Prosocial decisions in naturalistic helping scenarios are predicted by cost-benefit tradeoffs and individual disposition

Dec 1, 2025·
Qianying Wu
,
Miao Song
,
Jackie Ayoub
,
David Dunning
,
Danyang Tian
,
Ehsan Moradi-Pari
· 0 min read
Abstract
The origins of human prosociality, in particular between strangers, are multifaceted. While laboratory studies support a cost-benefit account of helping, real-life scenarios involve additional socio-emotional motives grounded in subjective intuitions. How the cost-benefit model generalizes to everyday helping behavior remains unclear. In this study, we comprehensively assessed how motivations jointly shape helping across 100 naturalistic helping scenarios: an online sample (N1 = 215) rated willingness to help after reading brief vignettes, and a subset (N2 = 140) rated the strengths of candidate motivations elicited by each scenario. Two key factors—benefit to both helper and helpee, and cost to the helper—were identified through a factor analysis of the motivation ratings. We then successfully predicted helping decisions as a linear weighted sum of the two motivational factors, along with a dispositional helping bias. While a higher helping bias was associated with greater trait agreeableness and dispositional empathy, whereas individuals who prioritized cost over benefit exhibited higher levels of punishment sensitivity.

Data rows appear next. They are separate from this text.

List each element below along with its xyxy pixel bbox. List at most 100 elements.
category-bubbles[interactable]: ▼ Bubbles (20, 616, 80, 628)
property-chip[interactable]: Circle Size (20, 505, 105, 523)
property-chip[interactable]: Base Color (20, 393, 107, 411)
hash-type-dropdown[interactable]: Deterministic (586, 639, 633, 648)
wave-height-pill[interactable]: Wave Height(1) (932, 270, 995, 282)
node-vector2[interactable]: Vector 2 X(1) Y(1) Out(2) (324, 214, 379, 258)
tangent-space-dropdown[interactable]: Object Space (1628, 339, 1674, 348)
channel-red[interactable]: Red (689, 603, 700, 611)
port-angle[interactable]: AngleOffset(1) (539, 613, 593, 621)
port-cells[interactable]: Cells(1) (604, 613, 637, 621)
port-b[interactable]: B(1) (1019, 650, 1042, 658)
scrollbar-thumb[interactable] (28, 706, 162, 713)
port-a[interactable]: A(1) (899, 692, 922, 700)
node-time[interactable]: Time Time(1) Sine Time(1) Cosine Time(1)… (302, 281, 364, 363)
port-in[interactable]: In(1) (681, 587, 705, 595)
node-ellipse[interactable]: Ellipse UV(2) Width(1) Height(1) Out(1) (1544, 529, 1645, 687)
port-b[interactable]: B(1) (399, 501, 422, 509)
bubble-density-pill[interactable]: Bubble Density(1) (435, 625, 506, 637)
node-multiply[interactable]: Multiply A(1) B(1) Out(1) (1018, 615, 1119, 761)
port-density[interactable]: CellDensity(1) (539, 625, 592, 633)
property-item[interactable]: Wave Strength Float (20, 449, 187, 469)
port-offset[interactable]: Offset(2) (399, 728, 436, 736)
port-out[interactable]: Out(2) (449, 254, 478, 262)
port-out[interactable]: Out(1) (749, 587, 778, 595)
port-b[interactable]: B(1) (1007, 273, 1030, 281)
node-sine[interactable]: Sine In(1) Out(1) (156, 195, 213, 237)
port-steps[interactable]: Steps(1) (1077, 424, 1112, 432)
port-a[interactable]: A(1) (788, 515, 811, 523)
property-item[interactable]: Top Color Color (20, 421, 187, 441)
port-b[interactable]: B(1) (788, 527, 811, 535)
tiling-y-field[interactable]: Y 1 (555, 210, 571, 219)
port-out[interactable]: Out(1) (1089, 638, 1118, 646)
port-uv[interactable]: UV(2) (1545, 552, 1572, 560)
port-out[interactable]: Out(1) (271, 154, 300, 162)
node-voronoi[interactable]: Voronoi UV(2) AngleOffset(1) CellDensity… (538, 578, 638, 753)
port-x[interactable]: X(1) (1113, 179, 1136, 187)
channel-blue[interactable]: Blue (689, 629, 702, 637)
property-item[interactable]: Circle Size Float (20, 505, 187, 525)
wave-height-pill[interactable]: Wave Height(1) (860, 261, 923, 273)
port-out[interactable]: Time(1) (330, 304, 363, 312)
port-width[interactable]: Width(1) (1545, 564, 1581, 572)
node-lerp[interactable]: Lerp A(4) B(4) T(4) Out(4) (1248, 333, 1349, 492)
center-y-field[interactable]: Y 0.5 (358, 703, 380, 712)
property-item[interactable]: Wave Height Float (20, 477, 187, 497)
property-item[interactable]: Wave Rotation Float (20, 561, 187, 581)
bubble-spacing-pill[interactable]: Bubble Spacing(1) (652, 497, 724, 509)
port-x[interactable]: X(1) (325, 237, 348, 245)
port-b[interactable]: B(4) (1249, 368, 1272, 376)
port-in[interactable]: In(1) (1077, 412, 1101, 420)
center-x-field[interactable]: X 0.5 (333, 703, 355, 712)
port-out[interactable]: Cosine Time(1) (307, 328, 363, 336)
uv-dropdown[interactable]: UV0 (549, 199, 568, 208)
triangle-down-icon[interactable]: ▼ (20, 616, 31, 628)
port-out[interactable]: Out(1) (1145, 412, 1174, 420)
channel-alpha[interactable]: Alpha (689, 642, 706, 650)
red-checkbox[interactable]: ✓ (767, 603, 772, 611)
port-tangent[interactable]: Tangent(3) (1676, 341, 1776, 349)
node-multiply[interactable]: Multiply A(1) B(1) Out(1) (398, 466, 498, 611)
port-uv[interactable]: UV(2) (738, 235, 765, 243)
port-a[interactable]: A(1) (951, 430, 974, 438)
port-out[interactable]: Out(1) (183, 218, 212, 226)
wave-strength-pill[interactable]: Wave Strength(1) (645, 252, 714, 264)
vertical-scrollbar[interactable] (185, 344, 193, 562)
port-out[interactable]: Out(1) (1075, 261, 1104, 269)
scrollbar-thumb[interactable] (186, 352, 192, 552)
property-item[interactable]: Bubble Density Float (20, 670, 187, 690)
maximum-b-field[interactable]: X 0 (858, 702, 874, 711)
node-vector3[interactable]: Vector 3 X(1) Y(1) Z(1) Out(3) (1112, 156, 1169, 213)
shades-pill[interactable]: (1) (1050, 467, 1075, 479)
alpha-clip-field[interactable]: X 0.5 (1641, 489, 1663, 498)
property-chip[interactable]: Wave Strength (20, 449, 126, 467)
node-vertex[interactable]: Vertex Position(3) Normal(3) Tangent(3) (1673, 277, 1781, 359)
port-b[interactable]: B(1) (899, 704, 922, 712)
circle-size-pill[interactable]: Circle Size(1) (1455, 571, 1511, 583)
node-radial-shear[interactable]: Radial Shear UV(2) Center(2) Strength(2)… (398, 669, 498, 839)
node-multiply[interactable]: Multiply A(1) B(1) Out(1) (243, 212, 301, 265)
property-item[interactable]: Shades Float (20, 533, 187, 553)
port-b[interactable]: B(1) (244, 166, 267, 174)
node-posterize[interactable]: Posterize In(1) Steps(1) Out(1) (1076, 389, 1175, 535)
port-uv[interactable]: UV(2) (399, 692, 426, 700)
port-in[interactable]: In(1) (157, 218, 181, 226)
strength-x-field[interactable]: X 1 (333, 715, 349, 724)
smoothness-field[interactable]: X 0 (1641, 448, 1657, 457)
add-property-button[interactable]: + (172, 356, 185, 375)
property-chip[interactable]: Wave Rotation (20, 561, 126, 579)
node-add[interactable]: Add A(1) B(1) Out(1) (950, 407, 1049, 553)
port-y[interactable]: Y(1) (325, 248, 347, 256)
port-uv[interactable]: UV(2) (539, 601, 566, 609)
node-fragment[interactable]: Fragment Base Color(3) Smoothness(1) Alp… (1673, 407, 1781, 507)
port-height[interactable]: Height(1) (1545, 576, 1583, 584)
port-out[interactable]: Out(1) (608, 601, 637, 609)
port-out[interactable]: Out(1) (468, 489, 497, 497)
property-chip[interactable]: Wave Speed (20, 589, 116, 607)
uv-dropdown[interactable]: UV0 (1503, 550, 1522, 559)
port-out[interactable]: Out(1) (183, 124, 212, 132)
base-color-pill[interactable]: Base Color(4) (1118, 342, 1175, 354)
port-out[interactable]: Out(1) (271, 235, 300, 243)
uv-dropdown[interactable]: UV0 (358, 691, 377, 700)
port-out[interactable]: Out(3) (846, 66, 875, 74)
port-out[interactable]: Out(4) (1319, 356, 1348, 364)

Finally, we characterized the helping scenarios in three associated spaces: a decision space (willingness to help levels), a motivation space (two key motivational factors), and a semantic space (14 semantic types). Combining computational modeling with naturalistic helping contexts, this approach provides an integrated account of prosocial motivation and clarifies how individual differences in personality map onto real-world helping behaviors.